Wednesday, February 25, 2009
Joel 2:12-19 / Matthew 6:16-21
It is once again Ash Wednesday, and the Catholic faithful will again confront that perennial question: Do we wash the ashes from our face or leave them on for the day? In North America, where the custom prevails of applying the ashes to the forehead in a visible cross of lesser or greater magnitude, the question cannot be avoided. To wash, or not to wash.
Many of the faithful cannot avoid something of a twinge of guilt on hearing the words of the Word Incarnate in the Gospel today: But you, when you do fast, anoint your head and wash your face, so that you may not be seen fasting by men, but by your Father, who is in secret; and your Father, who sees in secret, will reward you. Could there by any command, any dictum of the Lord clearer than this? Those who disfigure their faces in order to appear to men as fasting are hypocrites who have received their reward, and the implication is that it is not a reward any would willingly seek. It sounds with the solid thunder of a syllogism, its logic as inescapable as any demonstrative proof. Those fasting ought not to appear to be so, the visible wearing of ashes does make one appear to be fasting, therefore those fasting ought not to be seen wearing ashes on their forehead. QED.
This would all be compelling if it were not for the overtly public character of repentance demanded by God through the prophet Joel: Blow the trumpet in Sion, sanctify a fast, call a solemn assembly, gather together the people, sanctify the Church, assemble the ancients, gather together the little ones and those who suck at the breasts: let the bridegroom go forth from his bed and the bride out of her chamber. Between the porch and the altar, the priests, the Lord's ministers, shall weep and shall say: Spare, O Lord, spare your people. This is no hidden fasting done in secret. This is no careful, private convocation, quickly erased by the judicious use of soap and towel, the discrete washing away of the signs of penitence as though nothing were different, everything just as normal. It is public, solemn, directed not only to the faithful within but to the whole world of unbelievers without: Why should they say among the nations: Where is their God?

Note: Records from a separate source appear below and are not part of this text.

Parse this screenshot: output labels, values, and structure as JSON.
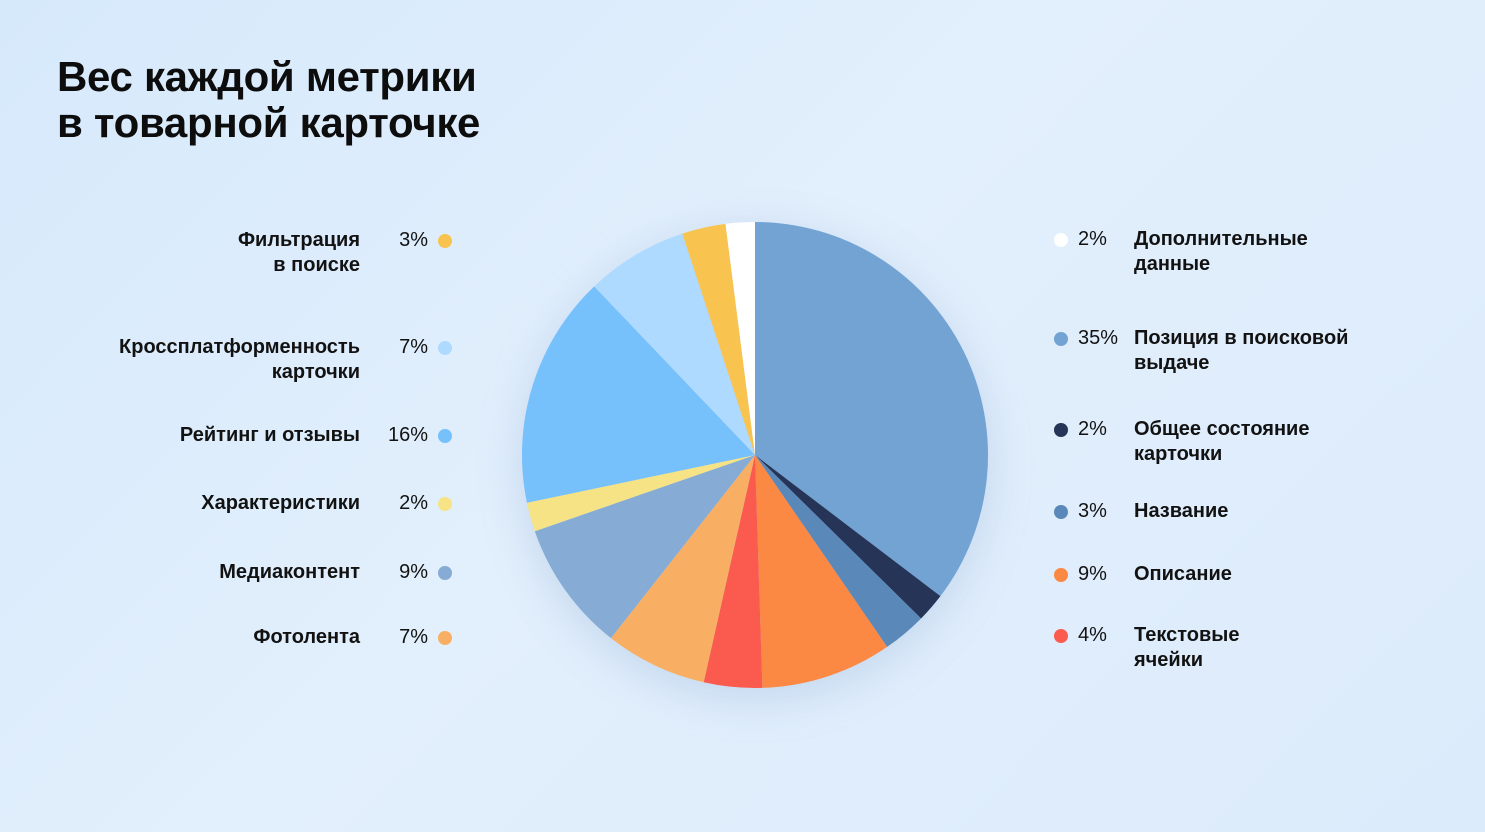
{
  "header": {
    "title_lines": [
      "Вес каждой метрики",
      "в товарной карточке"
    ]
  },
  "chart_data": {
    "type": "pie",
    "title": "Вес каждой метрики в товарной карточке",
    "start_angle_deg": 0,
    "direction": "clockwise",
    "slices": [
      {
        "label": "Позиция в поисковой выдаче",
        "label_lines": [
          "Позиция в поисковой",
          "выдаче"
        ],
        "percent_label": "35%",
        "value": 35,
        "color": "#72a3d3"
      },
      {
        "label": "Общее состояние карточки",
        "label_lines": [
          "Общее состояние",
          "карточки"
        ],
        "percent_label": "2%",
        "value": 2,
        "color": "#253457"
      },
      {
        "label": "Название",
        "label_lines": [
          "Название"
        ],
        "percent_label": "3%",
        "value": 3,
        "color": "#5a88b8"
      },
      {
        "label": "Описание",
        "label_lines": [
          "Описание"
        ],
        "percent_label": "9%",
        "value": 9,
        "color": "#fb8843"
      },
      {
        "label": "Текстовые ячейки",
        "label_lines": [
          "Текстовые",
          "ячейки"
        ],
        "percent_label": "4%",
        "value": 4,
        "color": "#fb5b4e"
      },
      {
        "label": "Фотолента",
        "label_lines": [
          "Фотолента"
        ],
        "percent_label": "7%",
        "value": 7,
        "color": "#f9af63"
      },
      {
        "label": "Медиаконтент",
        "label_lines": [
          "Медиаконтент"
        ],
        "percent_label": "9%",
        "value": 9,
        "color": "#86acd6"
      },
      {
        "label": "Характеристики",
        "label_lines": [
          "Характеристики"
        ],
        "percent_label": "2%",
        "value": 2,
        "color": "#f5e385"
      },
      {
        "label": "Рейтинг и отзывы",
        "label_lines": [
          "Рейтинг и отзывы"
        ],
        "percent_label": "16%",
        "value": 16,
        "color": "#76c0fc"
      },
      {
        "label": "Кроссплатформенность карточки",
        "label_lines": [
          "Кроссплатформенность",
          "карточки"
        ],
        "percent_label": "7%",
        "value": 7,
        "color": "#aedaff"
      },
      {
        "label": "Фильтрация в поиске",
        "label_lines": [
          "Фильтрация",
          "в поиске"
        ],
        "percent_label": "3%",
        "value": 3,
        "color": "#f9c34f"
      },
      {
        "label": "Дополнительные данные",
        "label_lines": [
          "Дополнительные",
          "данные"
        ],
        "percent_label": "2%",
        "value": 2,
        "color": "#ffffff"
      }
    ],
    "legend_left": [
      10,
      9,
      8,
      7,
      6,
      5
    ],
    "legend_right": [
      11,
      0,
      1,
      2,
      3,
      4
    ]
  }
}
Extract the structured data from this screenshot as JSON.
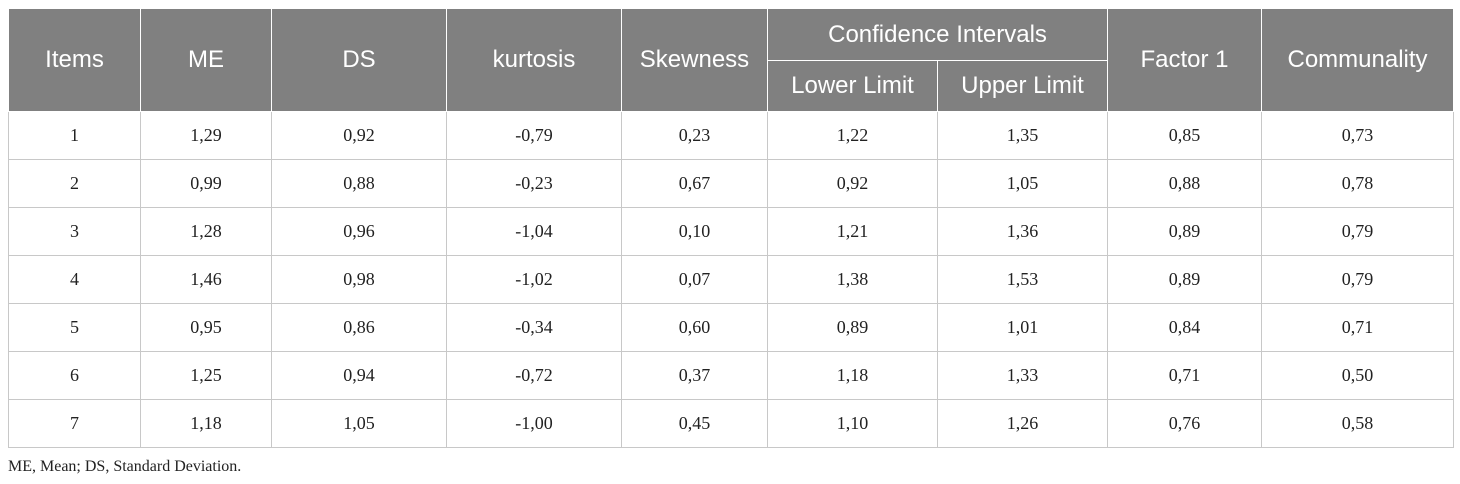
{
  "table": {
    "headers": {
      "items": "Items",
      "me": "ME",
      "ds": "DS",
      "kurtosis": "kurtosis",
      "skewness": "Skewness",
      "ci_group": "Confidence Intervals",
      "lower": "Lower Limit",
      "upper": "Upper Limit",
      "factor1": "Factor 1",
      "communality": "Communality"
    },
    "rows": [
      [
        "1",
        "1,29",
        "0,92",
        "-0,79",
        "0,23",
        "1,22",
        "1,35",
        "0,85",
        "0,73"
      ],
      [
        "2",
        "0,99",
        "0,88",
        "-0,23",
        "0,67",
        "0,92",
        "1,05",
        "0,88",
        "0,78"
      ],
      [
        "3",
        "1,28",
        "0,96",
        "-1,04",
        "0,10",
        "1,21",
        "1,36",
        "0,89",
        "0,79"
      ],
      [
        "4",
        "1,46",
        "0,98",
        "-1,02",
        "0,07",
        "1,38",
        "1,53",
        "0,89",
        "0,79"
      ],
      [
        "5",
        "0,95",
        "0,86",
        "-0,34",
        "0,60",
        "0,89",
        "1,01",
        "0,84",
        "0,71"
      ],
      [
        "6",
        "1,25",
        "0,94",
        "-0,72",
        "0,37",
        "1,18",
        "1,33",
        "0,71",
        "0,50"
      ],
      [
        "7",
        "1,18",
        "1,05",
        "-1,00",
        "0,45",
        "1,10",
        "1,26",
        "0,76",
        "0,58"
      ]
    ]
  },
  "footnote": "ME, Mean; DS, Standard Deviation."
}
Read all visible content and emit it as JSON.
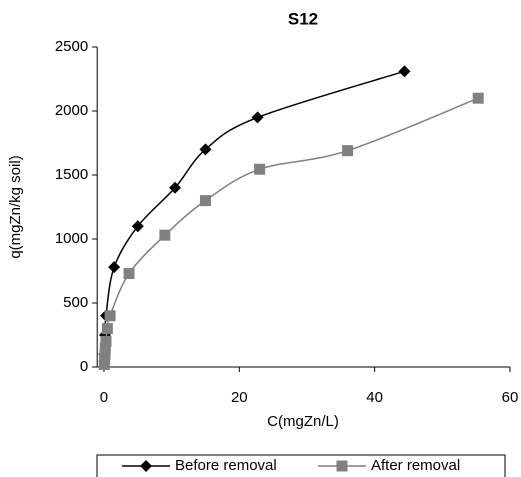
{
  "chart_data": {
    "type": "line",
    "title": "S12",
    "x_label": "C(mgZn/L)",
    "y_label": "q(mgZn/kg soil)",
    "xlim": [
      -1,
      60
    ],
    "xticks": [
      0,
      20,
      40,
      60
    ],
    "ylim": [
      0,
      2500
    ],
    "yticks": [
      0,
      500,
      1000,
      1500,
      2000,
      2500
    ],
    "legend": "bottom",
    "series": [
      {
        "name": "Before removal",
        "color": "#000000",
        "marker": "diamond",
        "x": [
          0.05,
          0.15,
          0.3,
          1.5,
          5,
          10.5,
          15,
          22.7,
          44.4
        ],
        "values": [
          100,
          250,
          400,
          780,
          1100,
          1400,
          1700,
          1950,
          2310
        ]
      },
      {
        "name": "After removal",
        "color": "#808080",
        "marker": "square",
        "x": [
          0.05,
          0.1,
          0.15,
          0.2,
          0.3,
          0.5,
          0.9,
          3.7,
          9,
          15,
          23,
          36,
          55.3
        ],
        "values": [
          20,
          60,
          100,
          150,
          200,
          300,
          400,
          730,
          1030,
          1300,
          1545,
          1690,
          2100
        ]
      }
    ]
  }
}
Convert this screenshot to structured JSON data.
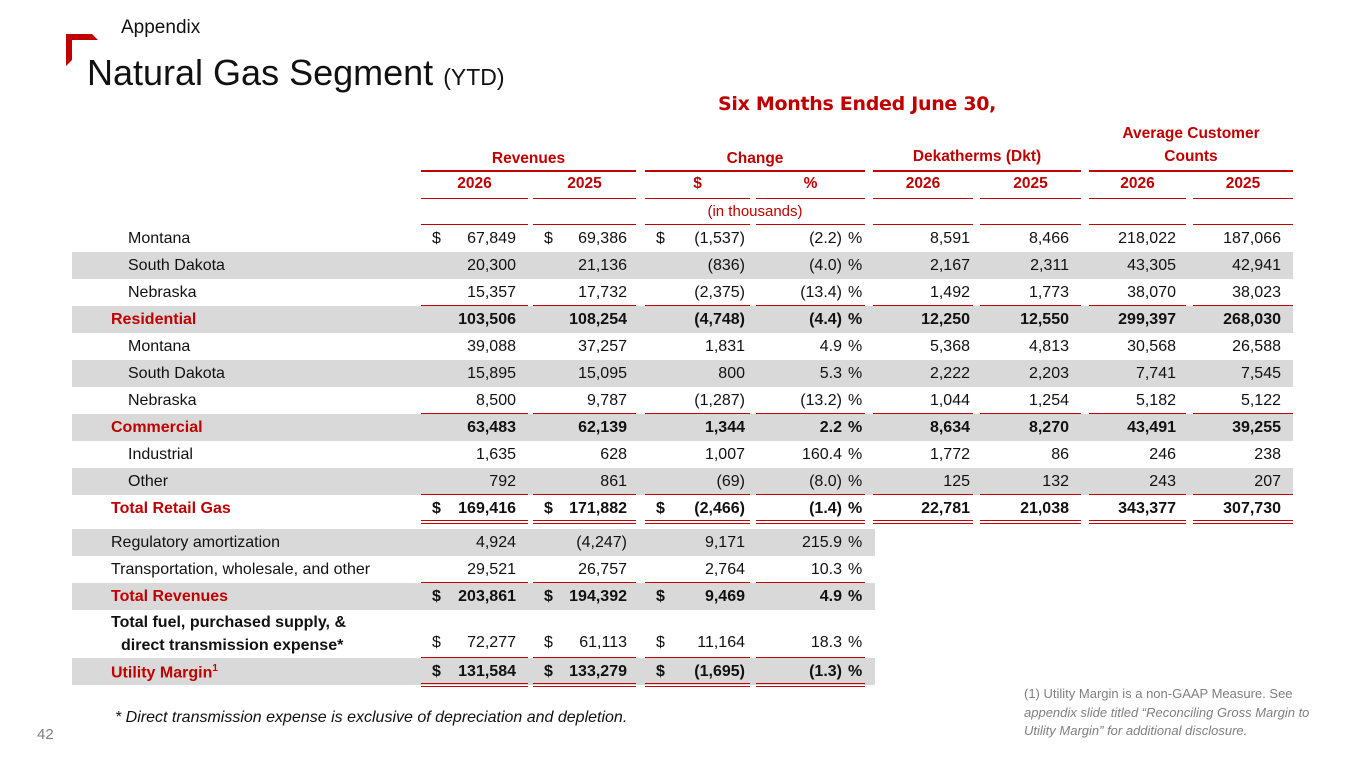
{
  "header": {
    "section": "Appendix",
    "title": "Natural Gas Segment",
    "title_suffix": "(YTD)"
  },
  "table": {
    "period": "Six Months Ended June 30,",
    "groups": {
      "revenues": "Revenues",
      "change": "Change",
      "dekatherms": "Dekatherms (Dkt)",
      "customers_line1": "Average Customer",
      "customers_line2": "Counts"
    },
    "subheaders": {
      "rev_2026": "2026",
      "rev_2025": "2025",
      "chg_dollar": "$",
      "chg_pct": "%",
      "dkt_2026": "2026",
      "dkt_2025": "2025",
      "cust_2026": "2026",
      "cust_2025": "2025"
    },
    "units": "(in thousands)",
    "currency_symbol": "$",
    "pct_symbol": "%",
    "rows": [
      {
        "label": "Montana",
        "rev_2026": "67,849",
        "rev_2025": "69,386",
        "chg_dollar": "(1,537)",
        "chg_pct": "(2.2)",
        "dkt_2026": "8,591",
        "dkt_2025": "8,466",
        "cust_2026": "218,022",
        "cust_2025": "187,066"
      },
      {
        "label": "South Dakota",
        "rev_2026": "20,300",
        "rev_2025": "21,136",
        "chg_dollar": "(836)",
        "chg_pct": "(4.0)",
        "dkt_2026": "2,167",
        "dkt_2025": "2,311",
        "cust_2026": "43,305",
        "cust_2025": "42,941"
      },
      {
        "label": "Nebraska",
        "rev_2026": "15,357",
        "rev_2025": "17,732",
        "chg_dollar": "(2,375)",
        "chg_pct": "(13.4)",
        "dkt_2026": "1,492",
        "dkt_2025": "1,773",
        "cust_2026": "38,070",
        "cust_2025": "38,023"
      },
      {
        "label": "Residential",
        "rev_2026": "103,506",
        "rev_2025": "108,254",
        "chg_dollar": "(4,748)",
        "chg_pct": "(4.4)",
        "dkt_2026": "12,250",
        "dkt_2025": "12,550",
        "cust_2026": "299,397",
        "cust_2025": "268,030"
      },
      {
        "label": "Montana",
        "rev_2026": "39,088",
        "rev_2025": "37,257",
        "chg_dollar": "1,831",
        "chg_pct": "4.9",
        "dkt_2026": "5,368",
        "dkt_2025": "4,813",
        "cust_2026": "30,568",
        "cust_2025": "26,588"
      },
      {
        "label": "South Dakota",
        "rev_2026": "15,895",
        "rev_2025": "15,095",
        "chg_dollar": "800",
        "chg_pct": "5.3",
        "dkt_2026": "2,222",
        "dkt_2025": "2,203",
        "cust_2026": "7,741",
        "cust_2025": "7,545"
      },
      {
        "label": "Nebraska",
        "rev_2026": "8,500",
        "rev_2025": "9,787",
        "chg_dollar": "(1,287)",
        "chg_pct": "(13.2)",
        "dkt_2026": "1,044",
        "dkt_2025": "1,254",
        "cust_2026": "5,182",
        "cust_2025": "5,122"
      },
      {
        "label": "Commercial",
        "rev_2026": "63,483",
        "rev_2025": "62,139",
        "chg_dollar": "1,344",
        "chg_pct": "2.2",
        "dkt_2026": "8,634",
        "dkt_2025": "8,270",
        "cust_2026": "43,491",
        "cust_2025": "39,255"
      },
      {
        "label": "Industrial",
        "rev_2026": "1,635",
        "rev_2025": "628",
        "chg_dollar": "1,007",
        "chg_pct": "160.4",
        "dkt_2026": "1,772",
        "dkt_2025": "86",
        "cust_2026": "246",
        "cust_2025": "238"
      },
      {
        "label": "Other",
        "rev_2026": "792",
        "rev_2025": "861",
        "chg_dollar": "(69)",
        "chg_pct": "(8.0)",
        "dkt_2026": "125",
        "dkt_2025": "132",
        "cust_2026": "243",
        "cust_2025": "207"
      },
      {
        "label": "Total Retail Gas",
        "rev_2026": "169,416",
        "rev_2025": "171,882",
        "chg_dollar": "(2,466)",
        "chg_pct": "(1.4)",
        "dkt_2026": "22,781",
        "dkt_2025": "21,038",
        "cust_2026": "343,377",
        "cust_2025": "307,730"
      },
      {
        "label": "Regulatory amortization",
        "rev_2026": "4,924",
        "rev_2025": "(4,247)",
        "chg_dollar": "9,171",
        "chg_pct": "215.9"
      },
      {
        "label": "Transportation, wholesale, and other",
        "rev_2026": "29,521",
        "rev_2025": "26,757",
        "chg_dollar": "2,764",
        "chg_pct": "10.3"
      },
      {
        "label": "Total Revenues",
        "rev_2026": "203,861",
        "rev_2025": "194,392",
        "chg_dollar": "9,469",
        "chg_pct": "4.9"
      },
      {
        "label_line1": "Total fuel, purchased supply, &",
        "label_line2": "direct transmission expense*",
        "rev_2026": "72,277",
        "rev_2025": "61,113",
        "chg_dollar": "11,164",
        "chg_pct": "18.3"
      },
      {
        "label": "Utility Margin",
        "label_sup": "1",
        "rev_2026": "131,584",
        "rev_2025": "133,279",
        "chg_dollar": "(1,695)",
        "chg_pct": "(1.3)"
      }
    ]
  },
  "footnotes": {
    "asterisk": "* Direct transmission expense is exclusive of depreciation and depletion.",
    "utility_margin_lead": "(1) Utility Margin is a non-GAAP Measure.  See",
    "utility_margin_italic": "appendix slide titled “Reconciling Gross Margin to Utility Margin” for additional disclosure."
  },
  "page_number": "42",
  "colors": {
    "accent": "#c00000",
    "shade": "#d9d9d9",
    "muted": "#7f7f7f"
  }
}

There is of course a legitimate, indeed crucial, reason to worry about being too public in one's penitential disciplines. We engage the obsevances of Lent so that we might be converted, to restore ourselves to God, who has restored us to himself in Christ. To be concerned that others know of one's own fasting is fatally to miss the point. It means punishing the body and chastening the soul to be conformed to the world, and this is a failure on two counts. It is a failure spiritually since it is to Christ, and not the the fallen world, that we seek to be conformed. Yet, it is also a failure in worldly ways, since the sons of this age do not take kindly to those who refuse to revel in earthly delights. The publicly notorious penitent is an alien to God and the world alike, and has gained nothing for his trouble. He has received his reward.
All the same, there is another sort of worry, that we should try too hard to appear healthy and whole, self-controlled and self-sufficient, in no need of assistance, human or divine. The same logic which would confuse bleaching one's teeth with having them cleaned by the dentist, sweeping dirt under a rug instead of sweeping out the house, glib and clever answers in place of admissions of ignorance and the hard work of research, public shows of goodwill and solidarity rather than the honest if slow, painful, and difficult work of reconciliation — all of these can be just as deadly to the soul as a gross, public display a penitential viruosity. We gain nothing, and the world learns nothing, if confuse a desire to avoid vain glory with a different and all to common motive, the desire that no one should know our weakness, that no one should think we were in need of healing and conversion, that no one should doubt our own sufficient goodness and grace.
Only in a Church which can bravely and humbly show to the world its need for conversion and repentance can the healing grace of God serve as a sign to the world of the power of the Cross. Only in a frank display of our poverty and emptiness will the world learn of the abundance which flows from the Spirit to those reborn in the waters of life. This is why we wear our ashes in the presence of our coworkers, on the bus, in the market. We do not want a congratulation or reward. We do not seek anything for ourselves. Rather, we await the coming of Christ to save his people, and the glorious abundance his risen life will bring.
Behold I will send you corn and wine and oil, and you shall be filled with them: and I will no more make you a reproach among the nations, says the Lord almighty.